- First volume of Angelic Runes, written and illustrated by Makoto Tateno, as published in English by Digital Manga Publishing.

エンジェリック・ルーン
- Genre: Drama, Fantasy
- Written by: Makoto Tateno
- Published by: Shodensha
- English publisher: NA: Digital Manga Publishing;
- Original run: April 20, 2007 – May 25, 2009
- Volumes: 3

= Angelic Runes =

Japanese manga by Makoto Tateno

Angelic Runes (エンジェリック・ルーン, Enjerikku Rūn), is a Japanese manga written and illustrated by Makoto Tateno. The individual chapters were collected into three bound volumes, which were published by Shodensha between April 20, 2007, and May 25, 2009. It was licensed in English by Digital Manga Publishing, which has released the first two volumes on July 22, 2009, and June 1, 2011, respectively.
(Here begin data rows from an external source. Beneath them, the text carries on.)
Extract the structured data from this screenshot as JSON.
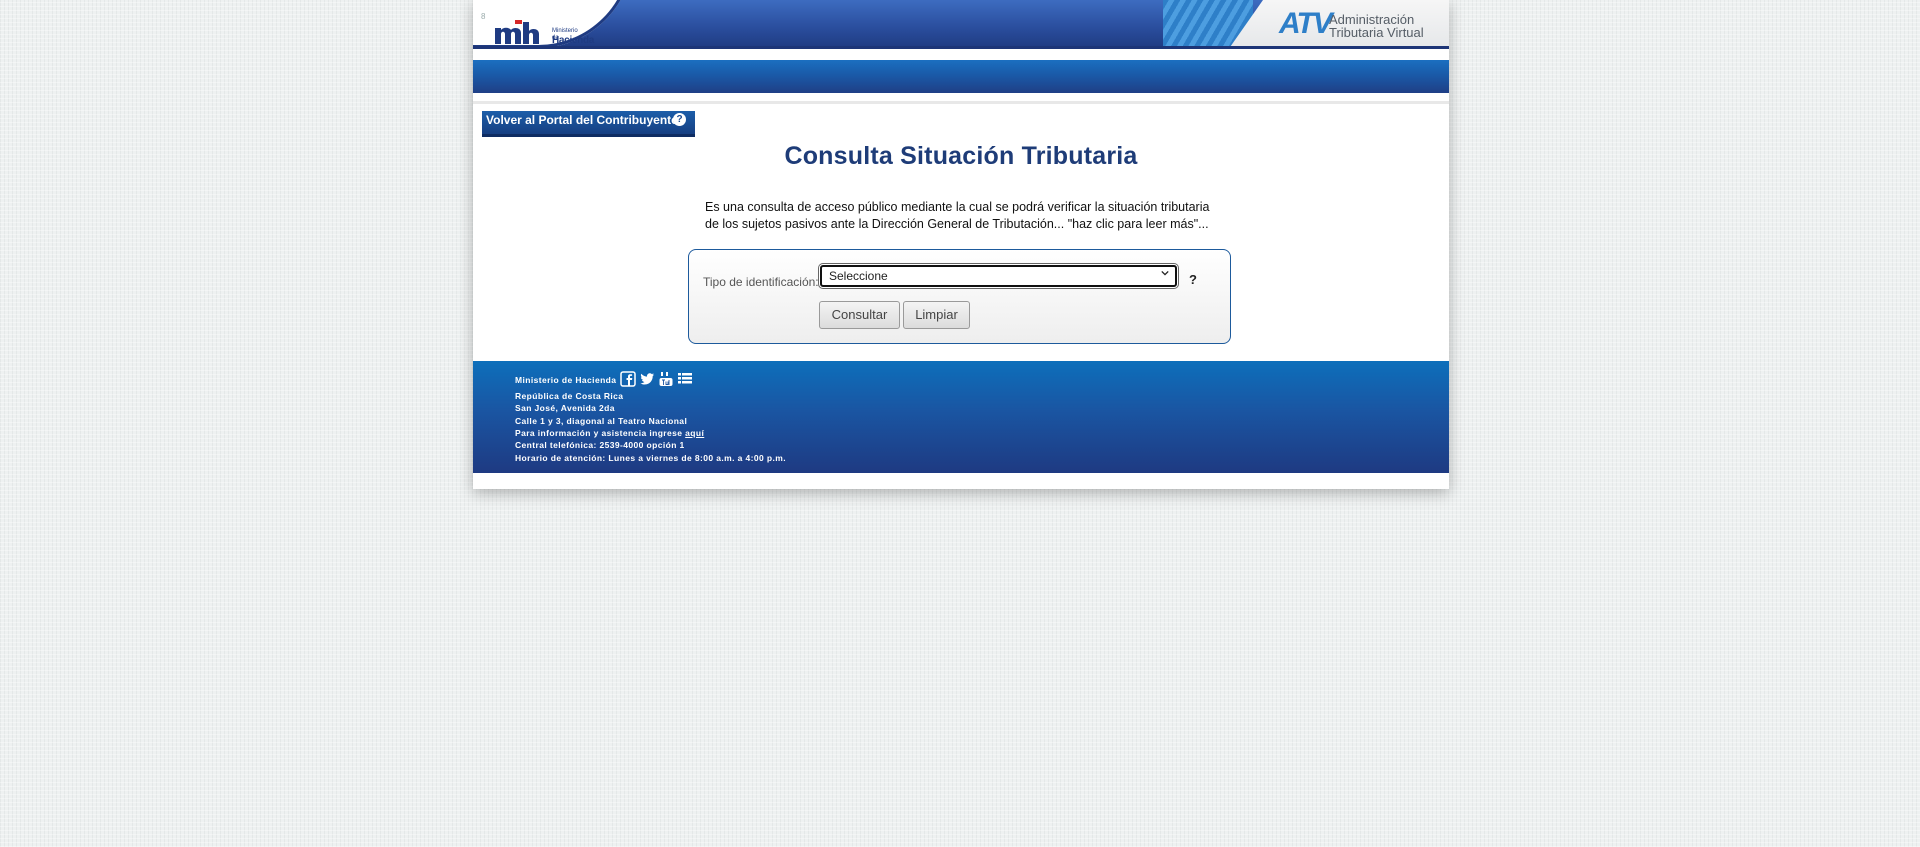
{
  "header": {
    "ministry_small": "Ministerio de",
    "ministry_name": "Hacienda",
    "atv_mark": "ATV",
    "atv_line1": "Administración",
    "atv_line2": "Tributaria Virtual",
    "tiny_mark": "8"
  },
  "back_link": {
    "label": "Volver al Portal del Contribuyente",
    "help": "?"
  },
  "main": {
    "title": "Consulta Situación Tributaria",
    "intro_line1": "Es una consulta de acceso público mediante la cual se podrá verificar la situación tributaria",
    "intro_line2": "de los sujetos pasivos ante la Dirección General de Tributación... \"haz clic para leer más\"..."
  },
  "form": {
    "id_type_label": "Tipo de identificación:",
    "id_type_selected": "Seleccione",
    "help": "?",
    "consult_label": "Consultar",
    "clear_label": "Limpiar"
  },
  "footer": {
    "ministry": "Ministerio de Hacienda",
    "country": "República de Costa Rica",
    "city": "San José, Avenida 2da",
    "address": "Calle 1 y 3, diagonal al Teatro Nacional",
    "info_prefix": "Para información y asistencia ingrese",
    "info_link": "aquí",
    "phone": "Central telefónica: 2539-4000 opción 1",
    "hours": "Horario de atención: Lunes a viernes de 8:00 a.m. a 4:00 p.m.",
    "social_icons": [
      "facebook-icon",
      "twitter-icon",
      "youtube-icon",
      "list-icon"
    ]
  },
  "colors": {
    "brand_blue": "#1e3c78",
    "nav_blue": "#1a5aa8",
    "footer_blue": "#0d6fbb"
  }
}
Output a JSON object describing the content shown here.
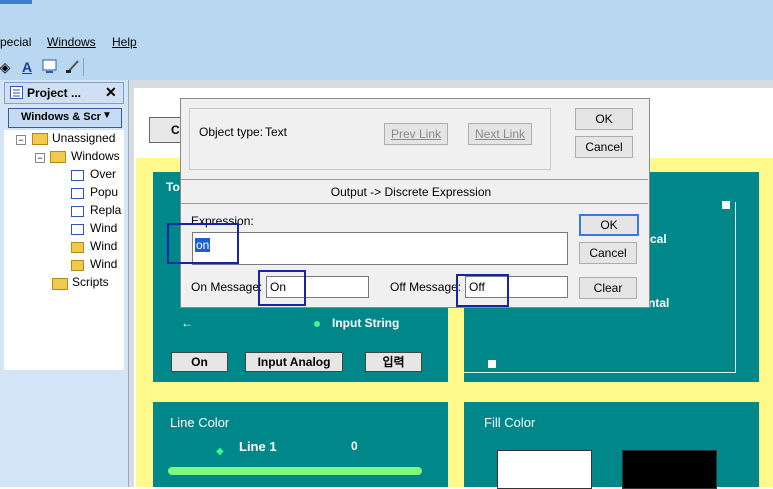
{
  "menu": {
    "items": [
      "pecial",
      "Windows",
      "Help"
    ]
  },
  "toolbar": {
    "icons": [
      "paint-bucket-icon",
      "text-a-icon",
      "monitor-icon",
      "brush-icon"
    ],
    "text_label": "A"
  },
  "project_panel": {
    "title": "Project ...",
    "close": "✕",
    "tab": "Windows & Scr",
    "tree": {
      "unassigned": "Unassigned",
      "windows": "Windows",
      "items": [
        "Over",
        "Popu",
        "Repla",
        "Wind",
        "Wind",
        "Wind"
      ],
      "scripts": "Scripts"
    }
  },
  "background": {
    "panel1_title": "To",
    "input_string": "Input String",
    "arrow": "←",
    "btn_on": "On",
    "btn_input_analog": "Input Analog",
    "btn_korean": "입력",
    "panel2_vertical": "cal",
    "panel2_horizontal": "ntal",
    "line_color": "Line Color",
    "line1": "Line 1",
    "line1_value": "0",
    "fill_color": "Fill Color",
    "btn_behind": "C"
  },
  "dialog": {
    "object_type_label": "Object type:",
    "object_type_value": "Text",
    "prev_link": "Prev Link",
    "next_link": "Next Link",
    "ok_top": "OK",
    "cancel_top": "Cancel",
    "section_title": "Output -> Discrete Expression",
    "expression_label": "Expression:",
    "expression_value": "on",
    "ok": "OK",
    "cancel": "Cancel",
    "on_message_label": "On Message:",
    "on_message_value": "On",
    "off_message_label": "Off Message:",
    "off_message_value": "Off",
    "clear": "Clear"
  },
  "colors": {
    "panel_teal": "#00878a",
    "frame_yellow": "#fff98c",
    "highlight_blue": "#1226a6",
    "default_button": "#3b78d8"
  }
}
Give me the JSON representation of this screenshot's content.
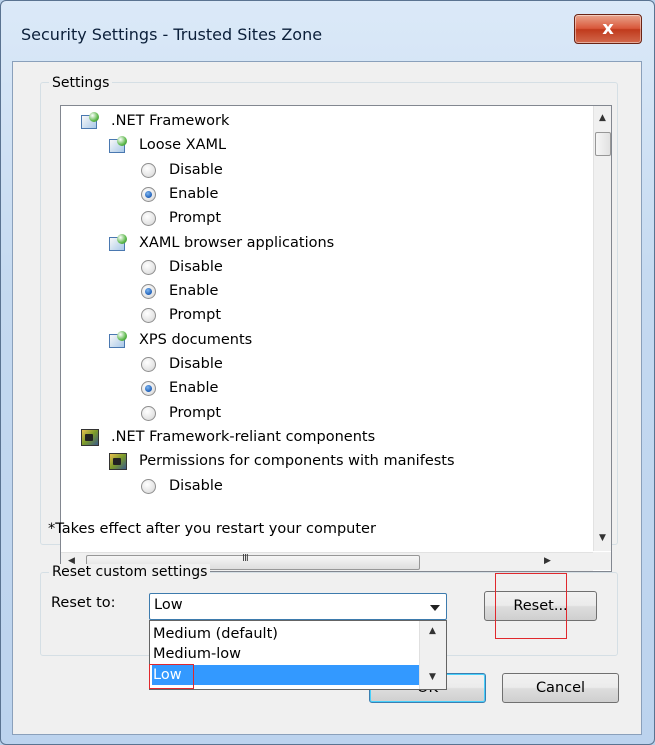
{
  "window": {
    "title": "Security Settings - Trusted Sites Zone",
    "close_label": "x"
  },
  "settings": {
    "group_label": "Settings",
    "items": [
      {
        "kind": "category",
        "icon": "net-settings-icon",
        "label": ".NET Framework"
      },
      {
        "kind": "setting",
        "icon": "net-settings-icon",
        "label": "Loose XAML"
      },
      {
        "kind": "option",
        "label": "Disable",
        "checked": false
      },
      {
        "kind": "option",
        "label": "Enable",
        "checked": true
      },
      {
        "kind": "option",
        "label": "Prompt",
        "checked": false
      },
      {
        "kind": "setting",
        "icon": "net-settings-icon",
        "label": "XAML browser applications"
      },
      {
        "kind": "option",
        "label": "Disable",
        "checked": false
      },
      {
        "kind": "option",
        "label": "Enable",
        "checked": true
      },
      {
        "kind": "option",
        "label": "Prompt",
        "checked": false
      },
      {
        "kind": "setting",
        "icon": "net-settings-icon",
        "label": "XPS documents"
      },
      {
        "kind": "option",
        "label": "Disable",
        "checked": false
      },
      {
        "kind": "option",
        "label": "Enable",
        "checked": true
      },
      {
        "kind": "option",
        "label": "Prompt",
        "checked": false
      },
      {
        "kind": "category",
        "icon": "components-icon",
        "label": ".NET Framework-reliant components"
      },
      {
        "kind": "setting",
        "icon": "components-icon",
        "label": "Permissions for components with manifests"
      },
      {
        "kind": "option",
        "label": "Disable",
        "checked": false
      }
    ],
    "hscroll_grip": "III",
    "note": "*Takes effect after you restart your computer"
  },
  "reset": {
    "group_label": "Reset custom settings",
    "reset_to_label": "Reset to:",
    "selected_value": "Low",
    "options": [
      "Medium (default)",
      "Medium-low",
      "Low"
    ],
    "selected_index": 2,
    "reset_button": "Reset..."
  },
  "footer": {
    "ok_label": "OK",
    "cancel_label": "Cancel"
  },
  "colors": {
    "highlight": "#3399ff",
    "annotation_red": "#e0282d"
  }
}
The manga is also licensed in Taiwan by Taiwan Tohan.

==Reception==
School Library Journal's Snow Wildsmith comments on fantasy elements of the manga with "fantasy readers will enjoy spotting the many monsters, demons, and angels that Tateno references. [Tateno]'s obviously done her research." Graphic Novel Reporter's Casey Brienza commends Takeno, due to her being a "lukewarm fan of the fantasy genre", for drawing "heavily from mythological and religious tradition—hence all of the angels and demons speaking through Erudite and Allueh." PopCultureShock's Connie C. criticizes the "episodic nature" of the manga and the "monster-of-the-week-type situation". Comic Book Resources' Danielle Leigh commends Takeno for building "a very interesting human dimension to the journey", with "Sowil is searching for his father, but in a way he is also on a journey of self-discovery to learn more about the origin of his powers and the reason behind his very existence." Comic Book Bin's Leroy Douresseaux commends the manga with "while the stories are uncomplicated and straightforward, they are enjoyable and charming in their simplicity." Comics Village's Lori Henderson commends the manga's art with "the art is beautifully drawn, especially Sowil. Tateno's delicate lines make for some really good looking characters. And unlike other artists, the characters are still different and distinct beyond hair and clothes."